With the second alternative design selected, students worked to finalize the design plans by working closely with faculty, mentors, and the City of Monona. Throughout the project, students were exposed to various open-ended problems which developed their research skills and ability to work with incomplete information to move the project forward.

Their finished work product includes a geotechnical report, verification of compliance with applicable codes, structural calculations, drawings, and specifications. The specifications included bid forms, terms and conditions, and sections for key project elements. A project construction schedule, final opinion of probable cost, and copies of the project manual were included with the presentation materials as well. This project highlighted the importance of teamwork to successfully complete the objective of bringing new enhancements to the community.

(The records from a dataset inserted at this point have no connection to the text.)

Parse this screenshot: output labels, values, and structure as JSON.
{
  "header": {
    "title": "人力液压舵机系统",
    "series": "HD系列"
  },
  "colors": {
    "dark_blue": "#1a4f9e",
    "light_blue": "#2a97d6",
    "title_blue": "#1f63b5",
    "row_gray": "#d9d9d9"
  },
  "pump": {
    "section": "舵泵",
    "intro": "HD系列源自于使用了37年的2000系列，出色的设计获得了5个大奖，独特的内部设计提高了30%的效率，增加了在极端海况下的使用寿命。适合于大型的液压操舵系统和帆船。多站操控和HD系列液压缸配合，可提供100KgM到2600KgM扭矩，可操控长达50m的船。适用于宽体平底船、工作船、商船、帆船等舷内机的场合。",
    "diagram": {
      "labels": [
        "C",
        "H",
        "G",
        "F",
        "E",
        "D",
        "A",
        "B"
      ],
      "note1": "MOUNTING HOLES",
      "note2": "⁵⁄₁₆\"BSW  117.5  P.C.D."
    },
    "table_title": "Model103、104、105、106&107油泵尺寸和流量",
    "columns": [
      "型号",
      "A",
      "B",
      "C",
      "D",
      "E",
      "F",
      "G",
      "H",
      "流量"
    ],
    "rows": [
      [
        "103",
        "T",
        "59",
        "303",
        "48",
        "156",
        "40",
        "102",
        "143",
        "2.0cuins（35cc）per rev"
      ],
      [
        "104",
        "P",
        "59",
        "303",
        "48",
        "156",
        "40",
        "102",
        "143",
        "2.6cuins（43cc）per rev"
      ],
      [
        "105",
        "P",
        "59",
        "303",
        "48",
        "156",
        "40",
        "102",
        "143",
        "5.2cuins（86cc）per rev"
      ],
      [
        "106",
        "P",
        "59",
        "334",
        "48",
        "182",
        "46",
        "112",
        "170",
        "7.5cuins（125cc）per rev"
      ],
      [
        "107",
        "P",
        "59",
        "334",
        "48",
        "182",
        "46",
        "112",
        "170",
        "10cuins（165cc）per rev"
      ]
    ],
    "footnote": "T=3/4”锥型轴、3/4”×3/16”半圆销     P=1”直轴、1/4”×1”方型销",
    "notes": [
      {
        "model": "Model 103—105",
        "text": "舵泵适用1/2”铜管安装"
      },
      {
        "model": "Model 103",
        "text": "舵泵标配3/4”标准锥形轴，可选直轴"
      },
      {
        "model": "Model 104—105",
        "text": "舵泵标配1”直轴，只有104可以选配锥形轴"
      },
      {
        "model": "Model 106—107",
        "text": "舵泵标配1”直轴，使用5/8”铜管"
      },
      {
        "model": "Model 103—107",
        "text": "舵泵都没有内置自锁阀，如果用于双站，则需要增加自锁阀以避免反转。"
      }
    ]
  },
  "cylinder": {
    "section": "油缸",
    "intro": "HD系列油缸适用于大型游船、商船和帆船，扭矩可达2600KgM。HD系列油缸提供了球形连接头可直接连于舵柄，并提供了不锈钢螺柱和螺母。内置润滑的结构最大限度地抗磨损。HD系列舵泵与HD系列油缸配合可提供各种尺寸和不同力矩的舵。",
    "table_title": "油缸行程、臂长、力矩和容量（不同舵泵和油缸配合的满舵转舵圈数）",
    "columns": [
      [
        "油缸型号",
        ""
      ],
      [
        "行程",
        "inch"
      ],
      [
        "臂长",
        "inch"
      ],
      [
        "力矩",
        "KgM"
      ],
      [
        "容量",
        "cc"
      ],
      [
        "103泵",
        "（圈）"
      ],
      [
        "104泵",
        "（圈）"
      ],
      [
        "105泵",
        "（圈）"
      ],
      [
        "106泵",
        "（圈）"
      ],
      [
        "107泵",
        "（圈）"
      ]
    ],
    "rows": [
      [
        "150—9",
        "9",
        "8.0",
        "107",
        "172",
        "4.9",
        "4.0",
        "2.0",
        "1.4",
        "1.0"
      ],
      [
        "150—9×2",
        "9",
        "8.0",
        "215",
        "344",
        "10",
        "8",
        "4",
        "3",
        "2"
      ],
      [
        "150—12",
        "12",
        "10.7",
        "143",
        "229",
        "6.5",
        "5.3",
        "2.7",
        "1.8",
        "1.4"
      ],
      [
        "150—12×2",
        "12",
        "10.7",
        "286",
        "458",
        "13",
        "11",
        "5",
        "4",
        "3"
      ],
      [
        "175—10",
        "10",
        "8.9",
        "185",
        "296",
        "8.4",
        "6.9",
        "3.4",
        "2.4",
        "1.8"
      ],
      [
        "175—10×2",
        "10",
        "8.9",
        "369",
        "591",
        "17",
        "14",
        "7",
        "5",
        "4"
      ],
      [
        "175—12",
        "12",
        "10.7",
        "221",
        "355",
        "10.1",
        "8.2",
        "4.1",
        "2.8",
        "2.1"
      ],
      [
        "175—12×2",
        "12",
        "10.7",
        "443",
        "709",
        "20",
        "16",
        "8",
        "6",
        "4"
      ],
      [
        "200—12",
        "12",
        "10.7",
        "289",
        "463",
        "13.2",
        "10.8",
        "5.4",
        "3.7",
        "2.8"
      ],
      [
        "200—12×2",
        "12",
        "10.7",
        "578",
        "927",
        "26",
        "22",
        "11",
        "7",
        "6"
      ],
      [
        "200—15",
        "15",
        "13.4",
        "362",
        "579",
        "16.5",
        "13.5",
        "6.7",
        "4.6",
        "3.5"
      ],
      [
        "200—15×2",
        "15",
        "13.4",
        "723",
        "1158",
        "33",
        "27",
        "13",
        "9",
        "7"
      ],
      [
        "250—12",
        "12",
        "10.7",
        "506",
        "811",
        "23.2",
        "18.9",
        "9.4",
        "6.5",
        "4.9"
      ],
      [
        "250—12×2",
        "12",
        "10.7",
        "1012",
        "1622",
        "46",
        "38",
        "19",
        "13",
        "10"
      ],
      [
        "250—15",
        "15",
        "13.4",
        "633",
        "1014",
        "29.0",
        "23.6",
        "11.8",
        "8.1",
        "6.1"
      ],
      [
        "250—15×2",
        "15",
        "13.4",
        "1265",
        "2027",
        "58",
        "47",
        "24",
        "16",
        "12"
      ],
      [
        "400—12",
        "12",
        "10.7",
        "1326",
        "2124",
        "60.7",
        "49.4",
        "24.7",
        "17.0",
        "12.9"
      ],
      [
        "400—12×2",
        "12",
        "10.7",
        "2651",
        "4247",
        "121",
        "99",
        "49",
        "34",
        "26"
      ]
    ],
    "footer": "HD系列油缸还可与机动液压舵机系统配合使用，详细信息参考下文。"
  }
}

Tree-lined path through San Damiano Park
A narrow, tree-lined driveway currently provides access to San Damiano Park. Site access, along with parking, are two of several key considerations that students will address during the next phase of the project. Image Credit: Stephanies Vang

Looking ahead: what’s next at San Damiano Park

With the building redevelopment design complete, the project is moving on to the next phase, and senior students currently enrolled in Capstone Design for fall of 2022 are assisting. The focus of their work will be evaluating three options for development of the site to complement improvements and changes to the existing building that were designed by the award-winning team of students from fall 2021. Key considerations that the students are addressing include how to guide safe and efficient traffic access to the site; parking and driveway configuration; site amenities including lighting, signage, trail development, and more; onsite stormwater management; and the protection of indigenous burial sites located on the property.

“We are so proud of our students and capstone instruction team for their hard work and for this recognition. The capstone experience is a highlight of our curriculum and gives our students direct, hands-on experience working on real engineering projects,” shares CEE Department Chair Bill Likos. “It’s experiences like these that make Badger civil and environmental engineers the best in the field.”